In finance, that might look like automatically flagging compliance risks, generating real-time audit reports or adjusting cash flow forecasts in response to market shifts. Information security and infrastructure teams should also reassess vendors and review their internal infrastructure to support agentic capabilities, especially those requiring access to more sensitive information. Technology leaders should also review their architecture and assess their technical debt and readiness for integrating AI capabilities. Recent research shows that 92% of manufacturers say outdated infrastructure critically hinders their generative AI initiatives, and fewer than half have conducted a full-scale infrastructure readiness assessment. The organizations that thrive in this new era will be those that use agentic AI not as a magic solution, but as a catalyst within a thoughtful, holistic human risk strategy—one that evolves alongside the threats it aims to defeat.
There is also an increasing trend in agentic AI prioritisation among software executives
Across Intuit’s brands—from TurboTax and QuickBooks to Mailchimp and Credit Karma—GenOS helps create consistent, trusted experiences and ensure robustness, scalability and extensibility across use cases. While long-standing ML-based improvements to Odoo may already feel “old,” they’re far from outdated. Many of these ML-based models have reached a stage of maturity where they consistently deliver value in forecasting, classification and anomaly detection. Organizations that pair agentic AI with the organizational capacity to absorb and act on its insight won’t just operate faster—they’ll operate smarter.
About 93 per cent of organisations are already developing or planning to develop custom AI agents, according to a report by OutSystems, an AI-powered low-code development platform. There is also an increasing trend in agentic AI prioritisation among software executives. Together, these takeaways paint a clear picture of an enterprise AI landscape that is maturing rapidly, moving from broad experimentation to focused, value-driven execution. The conversations at Transform 2025 showed that companies are deploying AI agents today, even if they’ve had to learn tough lessons on the way.
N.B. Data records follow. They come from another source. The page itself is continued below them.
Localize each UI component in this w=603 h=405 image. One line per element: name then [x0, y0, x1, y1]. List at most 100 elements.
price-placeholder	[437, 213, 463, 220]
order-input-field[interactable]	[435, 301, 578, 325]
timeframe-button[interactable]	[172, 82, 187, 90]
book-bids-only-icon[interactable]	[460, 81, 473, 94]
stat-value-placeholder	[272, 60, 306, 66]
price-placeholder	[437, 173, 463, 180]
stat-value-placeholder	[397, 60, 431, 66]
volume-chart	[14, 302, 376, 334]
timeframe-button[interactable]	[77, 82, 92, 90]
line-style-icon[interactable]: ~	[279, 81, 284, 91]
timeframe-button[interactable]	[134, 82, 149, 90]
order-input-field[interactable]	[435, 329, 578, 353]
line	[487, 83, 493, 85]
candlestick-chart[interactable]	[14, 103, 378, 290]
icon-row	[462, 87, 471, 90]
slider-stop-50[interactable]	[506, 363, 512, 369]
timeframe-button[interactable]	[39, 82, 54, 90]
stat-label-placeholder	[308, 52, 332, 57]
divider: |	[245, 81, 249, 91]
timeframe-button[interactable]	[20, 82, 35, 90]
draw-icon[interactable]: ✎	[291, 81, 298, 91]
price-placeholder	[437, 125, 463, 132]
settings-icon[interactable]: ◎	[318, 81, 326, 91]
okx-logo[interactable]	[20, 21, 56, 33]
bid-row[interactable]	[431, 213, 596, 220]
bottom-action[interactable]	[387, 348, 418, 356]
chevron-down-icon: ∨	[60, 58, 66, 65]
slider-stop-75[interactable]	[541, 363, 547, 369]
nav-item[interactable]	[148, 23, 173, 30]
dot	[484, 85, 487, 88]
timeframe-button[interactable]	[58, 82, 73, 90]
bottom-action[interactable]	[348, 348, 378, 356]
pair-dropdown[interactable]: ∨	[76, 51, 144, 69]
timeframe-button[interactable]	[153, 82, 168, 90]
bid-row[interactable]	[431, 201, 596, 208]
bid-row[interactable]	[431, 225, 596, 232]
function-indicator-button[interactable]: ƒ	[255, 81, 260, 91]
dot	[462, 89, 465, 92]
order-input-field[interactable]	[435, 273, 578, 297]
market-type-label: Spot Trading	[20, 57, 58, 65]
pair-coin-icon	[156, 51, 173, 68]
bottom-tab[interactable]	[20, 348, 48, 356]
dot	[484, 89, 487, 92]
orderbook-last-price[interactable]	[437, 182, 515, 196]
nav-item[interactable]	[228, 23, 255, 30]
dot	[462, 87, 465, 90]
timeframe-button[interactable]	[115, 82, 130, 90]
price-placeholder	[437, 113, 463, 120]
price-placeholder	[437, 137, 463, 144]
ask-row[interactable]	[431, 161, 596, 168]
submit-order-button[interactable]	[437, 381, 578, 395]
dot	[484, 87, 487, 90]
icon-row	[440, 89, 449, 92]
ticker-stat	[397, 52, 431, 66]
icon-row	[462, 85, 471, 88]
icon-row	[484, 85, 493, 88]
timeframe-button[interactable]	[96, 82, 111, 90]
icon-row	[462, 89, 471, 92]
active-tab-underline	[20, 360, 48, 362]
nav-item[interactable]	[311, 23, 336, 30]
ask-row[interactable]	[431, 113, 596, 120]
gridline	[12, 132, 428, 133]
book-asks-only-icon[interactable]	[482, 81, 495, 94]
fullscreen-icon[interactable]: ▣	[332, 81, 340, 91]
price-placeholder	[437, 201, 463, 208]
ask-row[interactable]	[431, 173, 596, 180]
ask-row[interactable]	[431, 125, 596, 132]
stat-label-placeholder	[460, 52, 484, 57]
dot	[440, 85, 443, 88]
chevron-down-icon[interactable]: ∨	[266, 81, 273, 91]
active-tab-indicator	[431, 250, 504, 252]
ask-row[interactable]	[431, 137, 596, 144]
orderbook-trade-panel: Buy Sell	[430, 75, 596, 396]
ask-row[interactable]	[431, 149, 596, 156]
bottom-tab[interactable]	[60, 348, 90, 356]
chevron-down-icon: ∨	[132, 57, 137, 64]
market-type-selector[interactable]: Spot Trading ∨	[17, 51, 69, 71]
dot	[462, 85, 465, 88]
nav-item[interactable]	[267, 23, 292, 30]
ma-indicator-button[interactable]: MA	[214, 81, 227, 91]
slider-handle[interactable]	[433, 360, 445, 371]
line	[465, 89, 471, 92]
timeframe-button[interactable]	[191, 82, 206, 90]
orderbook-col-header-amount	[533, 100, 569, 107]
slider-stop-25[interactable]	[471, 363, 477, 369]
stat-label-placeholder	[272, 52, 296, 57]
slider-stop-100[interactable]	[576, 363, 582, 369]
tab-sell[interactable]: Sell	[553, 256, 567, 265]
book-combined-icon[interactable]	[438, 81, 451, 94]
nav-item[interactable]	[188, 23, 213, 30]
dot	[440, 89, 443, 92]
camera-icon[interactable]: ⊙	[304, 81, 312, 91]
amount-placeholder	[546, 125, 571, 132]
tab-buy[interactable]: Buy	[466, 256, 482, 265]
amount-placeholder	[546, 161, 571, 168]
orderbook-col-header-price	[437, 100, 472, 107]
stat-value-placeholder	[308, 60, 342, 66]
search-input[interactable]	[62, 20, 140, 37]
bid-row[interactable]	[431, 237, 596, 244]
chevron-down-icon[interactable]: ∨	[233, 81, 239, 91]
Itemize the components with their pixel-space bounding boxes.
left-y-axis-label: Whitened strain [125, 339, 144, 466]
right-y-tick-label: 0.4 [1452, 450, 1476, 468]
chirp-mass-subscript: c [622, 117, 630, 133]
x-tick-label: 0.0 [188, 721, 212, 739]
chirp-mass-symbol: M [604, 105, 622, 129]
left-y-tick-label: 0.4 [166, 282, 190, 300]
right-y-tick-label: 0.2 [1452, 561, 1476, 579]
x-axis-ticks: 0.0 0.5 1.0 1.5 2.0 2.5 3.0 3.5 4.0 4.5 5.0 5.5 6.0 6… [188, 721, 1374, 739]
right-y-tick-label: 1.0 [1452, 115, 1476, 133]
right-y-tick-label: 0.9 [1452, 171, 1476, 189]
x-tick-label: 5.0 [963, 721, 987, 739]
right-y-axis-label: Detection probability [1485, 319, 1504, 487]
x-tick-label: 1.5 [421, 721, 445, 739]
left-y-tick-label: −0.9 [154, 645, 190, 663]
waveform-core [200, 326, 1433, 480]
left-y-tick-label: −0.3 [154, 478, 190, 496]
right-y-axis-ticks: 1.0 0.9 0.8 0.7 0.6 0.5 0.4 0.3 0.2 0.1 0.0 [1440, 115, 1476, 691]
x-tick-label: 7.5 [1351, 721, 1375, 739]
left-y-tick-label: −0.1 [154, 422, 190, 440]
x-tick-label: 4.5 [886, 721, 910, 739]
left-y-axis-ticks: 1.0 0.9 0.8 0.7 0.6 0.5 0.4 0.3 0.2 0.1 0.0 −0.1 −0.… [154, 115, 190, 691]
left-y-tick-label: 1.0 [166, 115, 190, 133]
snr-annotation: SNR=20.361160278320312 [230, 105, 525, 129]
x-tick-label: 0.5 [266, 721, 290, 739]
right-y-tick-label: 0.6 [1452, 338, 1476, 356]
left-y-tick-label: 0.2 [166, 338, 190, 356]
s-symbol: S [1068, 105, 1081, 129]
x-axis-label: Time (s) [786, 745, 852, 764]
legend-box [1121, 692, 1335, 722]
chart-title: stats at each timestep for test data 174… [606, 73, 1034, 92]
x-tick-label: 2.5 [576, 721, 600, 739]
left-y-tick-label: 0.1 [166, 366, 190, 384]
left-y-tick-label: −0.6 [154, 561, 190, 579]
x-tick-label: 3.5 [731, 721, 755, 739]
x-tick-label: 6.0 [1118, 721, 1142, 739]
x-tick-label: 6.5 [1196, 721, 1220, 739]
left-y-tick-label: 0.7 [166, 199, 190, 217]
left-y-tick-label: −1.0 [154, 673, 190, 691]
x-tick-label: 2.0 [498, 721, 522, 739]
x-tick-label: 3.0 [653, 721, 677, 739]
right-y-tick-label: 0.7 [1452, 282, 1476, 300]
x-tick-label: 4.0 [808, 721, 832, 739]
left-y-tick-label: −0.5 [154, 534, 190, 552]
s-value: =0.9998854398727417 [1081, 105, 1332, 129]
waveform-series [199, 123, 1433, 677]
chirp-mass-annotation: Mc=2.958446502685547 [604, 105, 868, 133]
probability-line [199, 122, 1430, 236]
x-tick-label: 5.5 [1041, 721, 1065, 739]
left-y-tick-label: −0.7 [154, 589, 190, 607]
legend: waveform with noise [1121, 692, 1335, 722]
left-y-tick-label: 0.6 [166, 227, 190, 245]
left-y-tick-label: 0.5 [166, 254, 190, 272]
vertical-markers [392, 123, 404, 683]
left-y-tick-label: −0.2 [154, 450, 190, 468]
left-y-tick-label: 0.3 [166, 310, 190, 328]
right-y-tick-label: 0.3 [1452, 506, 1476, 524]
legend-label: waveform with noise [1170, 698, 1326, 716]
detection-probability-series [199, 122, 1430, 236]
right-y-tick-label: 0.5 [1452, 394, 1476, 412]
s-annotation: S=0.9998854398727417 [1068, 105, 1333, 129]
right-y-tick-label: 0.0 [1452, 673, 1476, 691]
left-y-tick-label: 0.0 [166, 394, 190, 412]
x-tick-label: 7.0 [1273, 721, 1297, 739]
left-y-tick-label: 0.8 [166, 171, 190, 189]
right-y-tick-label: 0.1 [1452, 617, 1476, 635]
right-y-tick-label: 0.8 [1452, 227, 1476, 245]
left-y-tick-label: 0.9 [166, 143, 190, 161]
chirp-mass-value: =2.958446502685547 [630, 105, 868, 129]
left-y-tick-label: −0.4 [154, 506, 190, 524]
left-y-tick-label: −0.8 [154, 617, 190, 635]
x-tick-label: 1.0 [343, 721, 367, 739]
In our work across various manufacturers, we’ve seen projects where AI-powered scheduling, inventory forecasting and advanced automation led to measurable efficiency gains—often in the range of 20% to 30%—while also unlocking new revenue opportunities. These improvements typically required less investment than conventional digital transformation programs and proved easier to scale thanks to agentic AI’s adaptability to existing business rules. With the Atos Polaris AI platform, we are taking the automation of automation to the next level, shifting the paradigm. With the use of fully autonomous agents for software engineering and business processes, agentic AI is indeed positioning itself as a powerful lever for business success. We are particularly proud to make the Atos Polaris AI platform available worldwide and thus help businesses enter the era of agentic AI.